History

United States
- Name: William Few
- Namesake: William Few
- Owner: War Shipping Administration (WSA)
- Operator: Merchant & Miners Transportation Co.
- Ordered: as type (EC2-S-C1) hull, MCE hull 309
- Awarded: 1 May 1941
- Builder: Bethlehem-Fairfield Shipyard, Baltimore, Maryland
- Cost: $1,071,549
- Yard number: 2059
- Way number: 5
- Laid down: 14 July 1942
- Launched: 28 August 1942
- Sponsored by: Mrs.
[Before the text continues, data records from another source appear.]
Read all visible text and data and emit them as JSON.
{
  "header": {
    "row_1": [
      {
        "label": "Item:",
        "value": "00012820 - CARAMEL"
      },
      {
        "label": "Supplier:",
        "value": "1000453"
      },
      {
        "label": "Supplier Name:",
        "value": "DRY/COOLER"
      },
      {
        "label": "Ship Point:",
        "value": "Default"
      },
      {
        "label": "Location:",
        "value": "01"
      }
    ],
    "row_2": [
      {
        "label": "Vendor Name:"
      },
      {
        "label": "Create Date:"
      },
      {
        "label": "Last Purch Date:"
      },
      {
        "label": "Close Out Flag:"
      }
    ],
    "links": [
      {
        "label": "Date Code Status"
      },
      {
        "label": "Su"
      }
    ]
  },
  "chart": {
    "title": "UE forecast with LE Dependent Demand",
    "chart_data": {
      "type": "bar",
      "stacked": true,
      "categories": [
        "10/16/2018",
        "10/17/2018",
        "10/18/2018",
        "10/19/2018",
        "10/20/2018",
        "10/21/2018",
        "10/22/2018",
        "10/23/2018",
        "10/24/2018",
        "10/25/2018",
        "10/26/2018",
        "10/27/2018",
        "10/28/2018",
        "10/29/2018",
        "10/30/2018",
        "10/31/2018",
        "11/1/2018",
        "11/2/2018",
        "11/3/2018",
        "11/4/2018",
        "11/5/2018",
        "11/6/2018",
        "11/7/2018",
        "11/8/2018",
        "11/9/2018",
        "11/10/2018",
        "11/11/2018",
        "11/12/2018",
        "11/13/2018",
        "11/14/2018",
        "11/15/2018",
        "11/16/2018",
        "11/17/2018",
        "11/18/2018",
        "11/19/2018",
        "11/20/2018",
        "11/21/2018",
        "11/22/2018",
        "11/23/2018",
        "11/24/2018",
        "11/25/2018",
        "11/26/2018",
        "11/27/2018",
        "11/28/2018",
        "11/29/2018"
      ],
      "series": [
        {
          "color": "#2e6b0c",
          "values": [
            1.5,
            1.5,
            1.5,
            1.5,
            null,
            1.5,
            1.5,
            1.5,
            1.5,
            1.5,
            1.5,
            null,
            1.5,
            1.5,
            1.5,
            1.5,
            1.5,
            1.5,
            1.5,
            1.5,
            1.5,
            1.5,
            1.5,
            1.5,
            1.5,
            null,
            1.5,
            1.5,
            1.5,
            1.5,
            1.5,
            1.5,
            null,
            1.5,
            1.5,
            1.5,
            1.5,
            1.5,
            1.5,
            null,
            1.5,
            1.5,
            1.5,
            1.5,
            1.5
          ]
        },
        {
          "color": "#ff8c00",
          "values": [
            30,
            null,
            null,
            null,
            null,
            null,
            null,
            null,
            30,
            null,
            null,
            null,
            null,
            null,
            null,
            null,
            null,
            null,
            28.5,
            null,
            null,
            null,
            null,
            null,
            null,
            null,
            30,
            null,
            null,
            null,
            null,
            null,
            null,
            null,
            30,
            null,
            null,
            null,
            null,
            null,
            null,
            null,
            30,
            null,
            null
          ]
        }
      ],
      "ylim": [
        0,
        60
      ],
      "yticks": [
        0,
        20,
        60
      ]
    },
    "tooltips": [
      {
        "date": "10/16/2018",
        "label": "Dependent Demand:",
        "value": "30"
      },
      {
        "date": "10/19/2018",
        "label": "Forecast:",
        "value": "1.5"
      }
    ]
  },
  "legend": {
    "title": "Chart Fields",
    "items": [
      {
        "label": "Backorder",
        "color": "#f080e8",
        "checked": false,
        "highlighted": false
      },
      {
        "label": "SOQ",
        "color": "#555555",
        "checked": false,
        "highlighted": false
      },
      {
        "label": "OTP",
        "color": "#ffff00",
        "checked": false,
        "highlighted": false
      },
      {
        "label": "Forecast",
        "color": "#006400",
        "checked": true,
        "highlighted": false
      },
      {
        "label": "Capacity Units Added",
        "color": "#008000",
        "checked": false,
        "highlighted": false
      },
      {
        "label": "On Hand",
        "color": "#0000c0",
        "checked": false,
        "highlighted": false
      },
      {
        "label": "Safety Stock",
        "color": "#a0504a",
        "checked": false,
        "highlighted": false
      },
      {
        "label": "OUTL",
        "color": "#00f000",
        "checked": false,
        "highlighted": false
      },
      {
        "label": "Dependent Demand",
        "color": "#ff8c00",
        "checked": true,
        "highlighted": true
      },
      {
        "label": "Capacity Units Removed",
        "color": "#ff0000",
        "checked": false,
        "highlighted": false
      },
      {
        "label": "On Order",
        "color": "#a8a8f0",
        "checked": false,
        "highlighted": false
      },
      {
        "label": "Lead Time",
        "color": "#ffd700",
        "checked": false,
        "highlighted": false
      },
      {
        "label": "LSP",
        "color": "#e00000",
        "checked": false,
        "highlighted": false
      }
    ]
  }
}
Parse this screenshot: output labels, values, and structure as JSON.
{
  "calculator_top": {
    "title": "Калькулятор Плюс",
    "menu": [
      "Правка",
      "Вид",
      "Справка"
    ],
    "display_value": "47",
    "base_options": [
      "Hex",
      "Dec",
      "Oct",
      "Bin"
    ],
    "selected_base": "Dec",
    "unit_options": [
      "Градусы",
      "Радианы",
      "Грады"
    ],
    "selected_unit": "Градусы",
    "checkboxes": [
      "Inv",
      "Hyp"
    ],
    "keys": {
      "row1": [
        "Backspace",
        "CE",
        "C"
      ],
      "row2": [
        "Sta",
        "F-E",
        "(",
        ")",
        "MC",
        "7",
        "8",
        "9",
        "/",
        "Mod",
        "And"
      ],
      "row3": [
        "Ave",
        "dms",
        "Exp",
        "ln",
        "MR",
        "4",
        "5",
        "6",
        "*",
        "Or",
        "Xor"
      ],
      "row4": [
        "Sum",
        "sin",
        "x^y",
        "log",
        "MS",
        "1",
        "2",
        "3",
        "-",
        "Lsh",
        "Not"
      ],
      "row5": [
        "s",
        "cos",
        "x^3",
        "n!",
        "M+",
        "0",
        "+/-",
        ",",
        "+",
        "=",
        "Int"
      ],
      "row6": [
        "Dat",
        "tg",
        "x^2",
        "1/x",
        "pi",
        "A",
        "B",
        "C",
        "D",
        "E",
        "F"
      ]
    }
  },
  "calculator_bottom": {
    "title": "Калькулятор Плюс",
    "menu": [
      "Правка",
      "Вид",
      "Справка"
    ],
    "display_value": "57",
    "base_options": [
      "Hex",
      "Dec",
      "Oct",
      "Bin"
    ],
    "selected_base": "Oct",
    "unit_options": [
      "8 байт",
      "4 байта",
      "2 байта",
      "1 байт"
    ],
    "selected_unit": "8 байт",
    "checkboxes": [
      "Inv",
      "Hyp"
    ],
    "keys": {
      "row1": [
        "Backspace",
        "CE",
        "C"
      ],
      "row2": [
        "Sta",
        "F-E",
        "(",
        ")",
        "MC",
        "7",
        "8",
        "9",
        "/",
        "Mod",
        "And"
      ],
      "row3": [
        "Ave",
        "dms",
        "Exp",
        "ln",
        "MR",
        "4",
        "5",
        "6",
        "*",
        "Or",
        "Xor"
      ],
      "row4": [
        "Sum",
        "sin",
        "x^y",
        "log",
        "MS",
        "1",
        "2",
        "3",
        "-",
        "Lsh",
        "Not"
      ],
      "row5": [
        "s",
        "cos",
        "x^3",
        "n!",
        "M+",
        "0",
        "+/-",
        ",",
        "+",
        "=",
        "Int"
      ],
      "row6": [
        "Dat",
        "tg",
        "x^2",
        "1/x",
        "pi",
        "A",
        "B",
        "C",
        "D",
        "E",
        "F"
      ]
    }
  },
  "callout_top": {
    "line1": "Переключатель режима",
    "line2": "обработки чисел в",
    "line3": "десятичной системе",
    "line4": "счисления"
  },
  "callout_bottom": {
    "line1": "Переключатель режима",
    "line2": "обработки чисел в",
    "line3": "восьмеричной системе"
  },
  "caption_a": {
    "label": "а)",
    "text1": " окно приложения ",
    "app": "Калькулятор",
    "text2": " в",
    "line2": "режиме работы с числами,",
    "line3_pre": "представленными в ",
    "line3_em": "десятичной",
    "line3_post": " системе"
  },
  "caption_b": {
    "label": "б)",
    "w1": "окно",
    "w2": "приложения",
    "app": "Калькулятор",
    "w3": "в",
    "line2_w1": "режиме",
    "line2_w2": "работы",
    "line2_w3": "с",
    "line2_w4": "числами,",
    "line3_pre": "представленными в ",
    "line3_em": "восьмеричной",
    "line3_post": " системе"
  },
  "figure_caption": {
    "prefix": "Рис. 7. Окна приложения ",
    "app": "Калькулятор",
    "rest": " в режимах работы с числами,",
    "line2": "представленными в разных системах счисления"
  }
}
Frank Egan
- Completed: 10 September 1942
- Identification: Call sign: KHHJ; ;
- Fate: Sold for commercial use, 30 December 1946

Honduras
- Name: Norlandia
- Owner: Compañia Navegacion de Vapores (1947—1950); Silet Compañia de Vapores (1950—);
- Operator: Simpson, Spence & Young (1947); North American Shipping & Trading Co. (1947—1954); International Navigation Co.;
- Fate: reflagged 1961

Greece
- Name: Norlandia
- Owner: Silet Compañia de Vapores
- Fate: reflagged 1967

Panama
- Name: Norlandia
- Owner: Silet Compañia de Vapores
- Fate: Scrapped, 1969

General characteristics
- Class & type: Liberty ship; type EC2-S-C1, standard;
- Tonnage: 10,865 LT DWT; 7,176 GRT;
- Displacement: 3,380 long tons (3,434 t) (light); 14,245 long tons (14,474 t) (max);
- Length: 441 feet 6 inches (135 m) oa; 416 feet (127 m) pp; 427 feet (130 m) lwl;
- Beam: 57 feet (17 m)
- Draft: 27 ft 9.25 in (8.4646 m)
- Installed power: 2 × Oil fired 450 °F (232 °C) boilers, operating at 220 psi (1,500 kPa); 2,500 hp (1,900 kW);
- Propulsion: 1 × triple-expansion steam engine, (manufactured by Ellicott Machine Corp., Baltimore, Maryland); 1 × screw propeller;
- Speed: 11.5 knots (21.3 km/h; 13.2 mph)
- Capacity: 562,608 cubic feet (15,931 m^{3}) (grain); 499,573 cubic feet (14,146 m^{3}) (bale);
- Complement: 38–62 USMM; 21–40 USNAG;
- Armament: Varied by ship; Bow-mounted 3-inch (76 mm)/50-caliber gun; Stern-mounted 4-inch (102 mm)/50-caliber gun; 2–8 × single 20-millimeter (0.79 in) Oerlikon anti-aircraft (AA) cannons and/or,; 2–8 × 37-millimeter (1.46 in) M1 AA guns;

= SS William Few =

Liberty ship of WWII

SS William Few was a Liberty ship built in the United States during World War II. She was named after William Few, an American politician, farmer, businessman, and a Founding Father of the United States. Few represented the US state of Georgia at the Constitutional Convention and signed the United States Constitution. Few, along with James Gunn, were the first senators from Georgia.

==Construction==
William Few was laid down on 14 July 1942, under a Maritime Commission (MARCOM) contract, MCE hull 309, by the Bethlehem-Fairfield Shipyard, Baltimore, Maryland. She was sponsored by Mrs. Frank Egan, the daughter of J. Kirkpatrick, the chief hull inspector for MARCOM, in Philadelphia, and was launched on 28 August 1942.

==History==
She was allocated to Merchant & Miners Transportation Co., on 10 September 1942. On 30 December 1946, she was sold for commercial use to Compañia Navegacion de Vapores, for $544,506. She was scrapped in Osaka in 1969.